Is it better to thaw raw frozen shrimp in the frig or in cold water?


----------



## Andy M.

I always thaw shrimp in cold running water because it's very quick and I don't have to plan ahead.  It will go from -10F to the temperature of the water in about 10-15 minutes depending on the size of the shrimp.


----------



## HanArt

Andy M. said:
			
		

> I always thaw shrimp in cold running water because it's very quick and I don't have to plan ahead. It will go from -10F to the temperature of the water in about 10-15 minutes depending on the size of the shrimp.


 
Yep, that's the way I do it too!


----------



## texasgirl

Thanks, I figured that was the best way,  but, wanted to make sure. Theres 5 1/2 lbs and I didn't want to mess up.


----------



## Otter

I tend to defrost most things in the refer. With shrimp, however, they seem to get waterlogged due to sitting in the dissolved ice water for a prolonged time. With 5.5 lbs, I would definitely pass on the refer and go the sink route.


----------



## daisy

It's best to defrost seafood, including fish, in milk, in the fridge. For some reason, the milk returns the 'freshly caught' flavour that seafood loses after being frozen. You can use the soaking-milk to make a white sauce afterwards, if desired, to serve with the seafood.


----------



## kitchenelf

daisy said:
			
		

> It's best to defrost seafood, including fish, in milk, in the fridge. For some reason, the milk returns the 'freshly caught' flavour that seafood loses after being frozen. You can use the soaking-milk to make a white sauce afterwards, if desired, to serve with the seafood.



That's very interesting daisy - I will try that next time I thaw seafood.  The white sauce has to be great!!!!


----------



## cats

Daisy - That's an interesting method using milk when defrosting fish.

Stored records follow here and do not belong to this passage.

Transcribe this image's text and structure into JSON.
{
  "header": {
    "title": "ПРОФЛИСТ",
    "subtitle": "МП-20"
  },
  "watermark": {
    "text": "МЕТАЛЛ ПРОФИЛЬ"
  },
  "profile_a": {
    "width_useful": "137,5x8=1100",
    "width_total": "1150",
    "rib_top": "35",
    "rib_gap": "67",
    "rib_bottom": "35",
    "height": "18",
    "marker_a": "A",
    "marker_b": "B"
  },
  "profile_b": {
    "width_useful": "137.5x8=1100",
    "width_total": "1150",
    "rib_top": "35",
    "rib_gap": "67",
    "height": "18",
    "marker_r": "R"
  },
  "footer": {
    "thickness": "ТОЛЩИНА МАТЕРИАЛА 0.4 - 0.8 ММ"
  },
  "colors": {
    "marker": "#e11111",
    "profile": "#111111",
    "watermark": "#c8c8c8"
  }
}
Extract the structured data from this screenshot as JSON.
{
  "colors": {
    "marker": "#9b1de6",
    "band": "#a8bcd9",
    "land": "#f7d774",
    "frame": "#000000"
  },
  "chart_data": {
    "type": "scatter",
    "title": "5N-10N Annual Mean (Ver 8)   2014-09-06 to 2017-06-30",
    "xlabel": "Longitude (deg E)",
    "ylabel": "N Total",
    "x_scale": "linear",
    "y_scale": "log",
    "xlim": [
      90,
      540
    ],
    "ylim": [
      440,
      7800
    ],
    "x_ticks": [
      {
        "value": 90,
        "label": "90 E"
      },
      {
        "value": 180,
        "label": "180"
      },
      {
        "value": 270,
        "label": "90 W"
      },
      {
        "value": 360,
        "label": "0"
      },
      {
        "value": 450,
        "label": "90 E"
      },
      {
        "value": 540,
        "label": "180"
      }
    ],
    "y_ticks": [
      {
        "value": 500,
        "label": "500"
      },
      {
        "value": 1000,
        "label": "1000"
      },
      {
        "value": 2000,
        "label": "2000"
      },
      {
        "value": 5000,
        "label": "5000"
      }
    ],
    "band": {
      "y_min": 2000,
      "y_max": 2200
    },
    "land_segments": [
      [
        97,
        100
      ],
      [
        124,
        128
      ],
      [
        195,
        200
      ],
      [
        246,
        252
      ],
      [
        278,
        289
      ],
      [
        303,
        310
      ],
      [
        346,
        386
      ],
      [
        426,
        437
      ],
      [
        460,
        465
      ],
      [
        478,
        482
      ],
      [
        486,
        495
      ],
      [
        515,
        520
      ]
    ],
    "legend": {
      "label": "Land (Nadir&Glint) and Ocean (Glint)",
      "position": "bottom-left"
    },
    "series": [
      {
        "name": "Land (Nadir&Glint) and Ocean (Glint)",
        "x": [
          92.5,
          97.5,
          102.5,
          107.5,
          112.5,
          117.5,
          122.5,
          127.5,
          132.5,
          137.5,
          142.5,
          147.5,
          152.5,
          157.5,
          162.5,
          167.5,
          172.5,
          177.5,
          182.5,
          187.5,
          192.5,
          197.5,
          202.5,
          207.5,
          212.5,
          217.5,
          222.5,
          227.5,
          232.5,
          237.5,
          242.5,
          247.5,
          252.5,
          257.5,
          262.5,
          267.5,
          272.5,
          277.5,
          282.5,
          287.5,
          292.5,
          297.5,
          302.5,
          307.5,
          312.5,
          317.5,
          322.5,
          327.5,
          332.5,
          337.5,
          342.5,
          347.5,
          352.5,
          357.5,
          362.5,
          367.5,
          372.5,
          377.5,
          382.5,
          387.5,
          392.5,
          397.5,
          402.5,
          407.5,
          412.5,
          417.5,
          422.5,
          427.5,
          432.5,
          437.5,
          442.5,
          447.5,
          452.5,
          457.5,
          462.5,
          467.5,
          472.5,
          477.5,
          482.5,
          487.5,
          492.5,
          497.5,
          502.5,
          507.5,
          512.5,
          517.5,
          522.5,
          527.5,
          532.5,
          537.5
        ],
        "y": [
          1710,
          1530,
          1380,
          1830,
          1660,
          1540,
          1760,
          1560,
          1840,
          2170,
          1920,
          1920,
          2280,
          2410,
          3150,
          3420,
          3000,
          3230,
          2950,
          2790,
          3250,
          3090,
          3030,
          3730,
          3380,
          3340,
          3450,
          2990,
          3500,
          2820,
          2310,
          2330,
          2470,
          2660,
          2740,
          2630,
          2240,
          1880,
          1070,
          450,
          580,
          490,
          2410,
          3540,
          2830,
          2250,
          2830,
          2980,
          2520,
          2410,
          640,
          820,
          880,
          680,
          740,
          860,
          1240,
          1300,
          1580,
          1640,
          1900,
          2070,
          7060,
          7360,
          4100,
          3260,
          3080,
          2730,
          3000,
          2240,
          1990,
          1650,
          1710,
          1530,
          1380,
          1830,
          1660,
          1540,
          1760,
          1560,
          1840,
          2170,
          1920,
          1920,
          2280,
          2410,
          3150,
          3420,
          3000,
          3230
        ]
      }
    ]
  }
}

I've never heard or read of that. Does it work for all seafood?  We generally eat froz. shrimp and scallops here, but fresh tilapia otherwise. I do think I would toss out the milk afterwards tho'.


----------



## RosCoe

Back when I  used to fish a lot milk was the way we did it. It would remove any fishy taste from filets and was really good for big redfish. 
Ross


----------



## lyndalou

I have used milk to soak anchovy fillets , but I have never heard of thawing seafood or any fish in it. Very interesting. I think I'd also toss the milk afterward.


----------



## GB

I have heard of soaking fish in milk, but not thawing in milk. Very interesting indeed!


----------



## crmos8

I had a newbie line cook once that decided that if cold running water was good for thawing green shrimp, hot water could only be better. He tried it once...........just once.


----------



## masteraznchefjr

crmos8 said:
			
		

> I had a newbie line cook once that decided that if cold running water was good for thawing green shrimp, hot water could only be better. He tried it once...........just once.


 
lol. 

i microwave to defrost sometimes if im in a hurry. if im not ill just leave it in the fridge to thaw


----------